Native MacOS in swift (the popular one with OCR / text selection from history), and cross platform (rust) without text selection from history and very much POC.
https://github.com/jasonjmcghee/rem
https://github.com/jasonjmcghee/xrem
If you don’t mind discussing it; what kind of community were you looking for/what challenges did you face building one?
The repo looks like it has quite a few stars and a smattering of issues which I thought meant real usage.
Not at all - I meant more on the contribution / builder community of - oh I want this feature, I'll build it and submit a PR! (kind of thing).
It's not quite there yet, this is just a POC and there's lots to win in efficiency.
I think it should be done in Swift tbh to get battery impact under 10%
Nice! This is needed as it seems rewind.ai still stores locally but limitless the product they seem to put more energy into goes to the cloud.

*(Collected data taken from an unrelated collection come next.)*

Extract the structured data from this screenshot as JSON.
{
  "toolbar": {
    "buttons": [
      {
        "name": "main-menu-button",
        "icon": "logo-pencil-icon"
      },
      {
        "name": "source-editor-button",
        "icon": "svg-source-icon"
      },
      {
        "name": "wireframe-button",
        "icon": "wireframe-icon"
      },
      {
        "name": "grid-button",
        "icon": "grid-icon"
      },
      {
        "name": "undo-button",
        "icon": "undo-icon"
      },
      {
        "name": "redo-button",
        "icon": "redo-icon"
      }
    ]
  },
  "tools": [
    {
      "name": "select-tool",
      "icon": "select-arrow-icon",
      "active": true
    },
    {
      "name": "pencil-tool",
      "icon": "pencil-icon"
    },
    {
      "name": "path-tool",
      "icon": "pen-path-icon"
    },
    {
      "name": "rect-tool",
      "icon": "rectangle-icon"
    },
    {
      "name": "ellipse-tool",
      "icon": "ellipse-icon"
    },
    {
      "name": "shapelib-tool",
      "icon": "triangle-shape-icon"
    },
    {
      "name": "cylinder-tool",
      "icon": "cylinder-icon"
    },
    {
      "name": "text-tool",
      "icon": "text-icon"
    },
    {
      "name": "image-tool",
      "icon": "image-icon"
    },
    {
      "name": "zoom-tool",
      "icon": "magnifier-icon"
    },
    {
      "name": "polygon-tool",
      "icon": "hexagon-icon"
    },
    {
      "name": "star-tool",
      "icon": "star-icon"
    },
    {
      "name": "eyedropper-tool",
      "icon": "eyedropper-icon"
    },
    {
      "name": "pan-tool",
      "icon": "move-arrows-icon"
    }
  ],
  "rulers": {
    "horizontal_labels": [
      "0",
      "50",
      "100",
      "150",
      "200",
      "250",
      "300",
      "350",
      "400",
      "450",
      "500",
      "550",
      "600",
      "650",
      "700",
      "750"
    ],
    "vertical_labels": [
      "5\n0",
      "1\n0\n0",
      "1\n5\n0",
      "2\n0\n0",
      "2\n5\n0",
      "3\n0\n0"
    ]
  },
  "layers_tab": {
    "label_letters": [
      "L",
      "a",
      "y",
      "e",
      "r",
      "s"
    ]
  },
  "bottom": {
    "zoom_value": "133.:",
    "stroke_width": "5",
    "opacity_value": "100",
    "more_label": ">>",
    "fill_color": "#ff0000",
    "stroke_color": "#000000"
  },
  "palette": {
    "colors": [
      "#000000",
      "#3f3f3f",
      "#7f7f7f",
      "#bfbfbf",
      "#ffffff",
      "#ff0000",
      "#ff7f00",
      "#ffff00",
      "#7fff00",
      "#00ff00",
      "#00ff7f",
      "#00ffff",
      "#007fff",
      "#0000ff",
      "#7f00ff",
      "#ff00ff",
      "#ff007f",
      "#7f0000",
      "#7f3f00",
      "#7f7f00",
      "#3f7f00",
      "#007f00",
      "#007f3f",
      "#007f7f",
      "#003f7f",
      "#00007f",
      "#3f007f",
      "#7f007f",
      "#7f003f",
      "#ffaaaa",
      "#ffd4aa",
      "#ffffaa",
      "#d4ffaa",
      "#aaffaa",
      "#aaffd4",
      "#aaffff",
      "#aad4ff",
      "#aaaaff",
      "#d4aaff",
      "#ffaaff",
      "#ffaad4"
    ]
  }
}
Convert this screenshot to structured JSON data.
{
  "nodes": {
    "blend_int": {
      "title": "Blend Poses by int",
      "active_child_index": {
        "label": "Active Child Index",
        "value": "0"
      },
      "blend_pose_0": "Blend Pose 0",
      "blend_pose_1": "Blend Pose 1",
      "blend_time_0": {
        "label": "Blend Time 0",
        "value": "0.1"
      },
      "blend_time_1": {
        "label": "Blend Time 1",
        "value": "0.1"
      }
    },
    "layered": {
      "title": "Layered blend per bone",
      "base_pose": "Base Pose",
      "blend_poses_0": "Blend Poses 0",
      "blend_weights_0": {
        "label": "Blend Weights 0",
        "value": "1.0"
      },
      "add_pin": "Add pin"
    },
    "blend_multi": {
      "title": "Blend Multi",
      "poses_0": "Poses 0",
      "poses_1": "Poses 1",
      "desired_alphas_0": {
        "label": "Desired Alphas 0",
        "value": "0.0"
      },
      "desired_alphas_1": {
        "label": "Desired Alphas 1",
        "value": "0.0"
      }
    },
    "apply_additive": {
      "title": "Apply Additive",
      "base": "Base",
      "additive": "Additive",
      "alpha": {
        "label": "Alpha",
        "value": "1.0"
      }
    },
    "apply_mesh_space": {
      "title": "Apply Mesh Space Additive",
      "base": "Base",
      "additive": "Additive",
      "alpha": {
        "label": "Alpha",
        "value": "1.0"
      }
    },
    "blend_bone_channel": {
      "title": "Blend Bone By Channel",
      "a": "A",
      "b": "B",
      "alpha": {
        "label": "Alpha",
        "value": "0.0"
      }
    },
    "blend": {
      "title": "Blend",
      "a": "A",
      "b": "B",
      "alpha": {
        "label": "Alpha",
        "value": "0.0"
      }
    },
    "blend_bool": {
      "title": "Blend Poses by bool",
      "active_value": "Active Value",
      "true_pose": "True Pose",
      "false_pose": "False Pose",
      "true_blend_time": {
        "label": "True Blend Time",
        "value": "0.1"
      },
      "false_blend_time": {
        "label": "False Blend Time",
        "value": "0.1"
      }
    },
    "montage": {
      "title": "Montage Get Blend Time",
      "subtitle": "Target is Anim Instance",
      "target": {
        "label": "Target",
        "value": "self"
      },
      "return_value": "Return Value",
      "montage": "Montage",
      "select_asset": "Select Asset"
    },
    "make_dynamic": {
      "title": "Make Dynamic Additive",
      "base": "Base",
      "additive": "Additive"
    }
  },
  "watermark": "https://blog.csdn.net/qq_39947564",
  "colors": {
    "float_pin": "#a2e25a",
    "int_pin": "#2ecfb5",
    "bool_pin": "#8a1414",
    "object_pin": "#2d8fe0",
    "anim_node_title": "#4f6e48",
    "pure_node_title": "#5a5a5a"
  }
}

I really like the rewind.ai retrieval mechanism. I believe their recording mechanism is highly broken. It often fails to sync to the os calendar and will ask you to record meetings you deleted months ago.
I don’t understand the webcam recording need. I’m not sure what signal you get from that since if you are in a web meeting you already have that on screen. Or if you are coding you might get a few WTF frown faces if working on a hard bug. But you made it optional, so that’s good.
Thank you all so much for chming in about rewind. I’ve been ruminating about what to do about my subscription. To see that I’m not alone in paying for this app that the founder ditched… I finally feel heard. Thank you!
While we’re here, has anyone been able to export audio from Rewind.ai’s local storage?
I would really like the data to be stored... not in the cloud.
Must one set up a S3 compatible stack on a home server somewhere?
I havent tried yet, but I think we can use https://github.com/minio/minio for this.
Minio works pretty solidly as an s3 compatible endpoint. It took me a while of juggling configuration with Docker to get running correctly though
It's useful to me in that you've identified an interesting niche! I like the idea! As for the implementation, eh, I'd probably rather code my own so it can be in bash or c++ ;-)
It's also useful to me in that it's a solid example of what can be done with LLMs these days, wow!
Also, tangentially, a long long time ago I had a similar system set up, except for packets, not screencaps or audio. A 24h ringbuffer on my router to log _everything_ was a cool-to-have that made debugging network issues easier.
Looks like many open alternatives of Rewind.ai already exist in various levels of completion.[1]
The issue with this one is that it misses the most important feature, the searchability. But you could probably focus on the low overhead aspect of your version.
[1] * Screenpipe https://github.com/mediar-ai/screenpipe * Memento https://github.com/apirrone/Memento * Rem https://github.com/jasonjmcghee/rem
Excellent! This has been on my todo list for a while now, instead I’ll use this and contribute if needed.
How is uploading data to an s3 bucket privacy focused?
Open source makes it possible to host S3 yourself as well as any other data processing later down the line. doesn't need to be the same machine!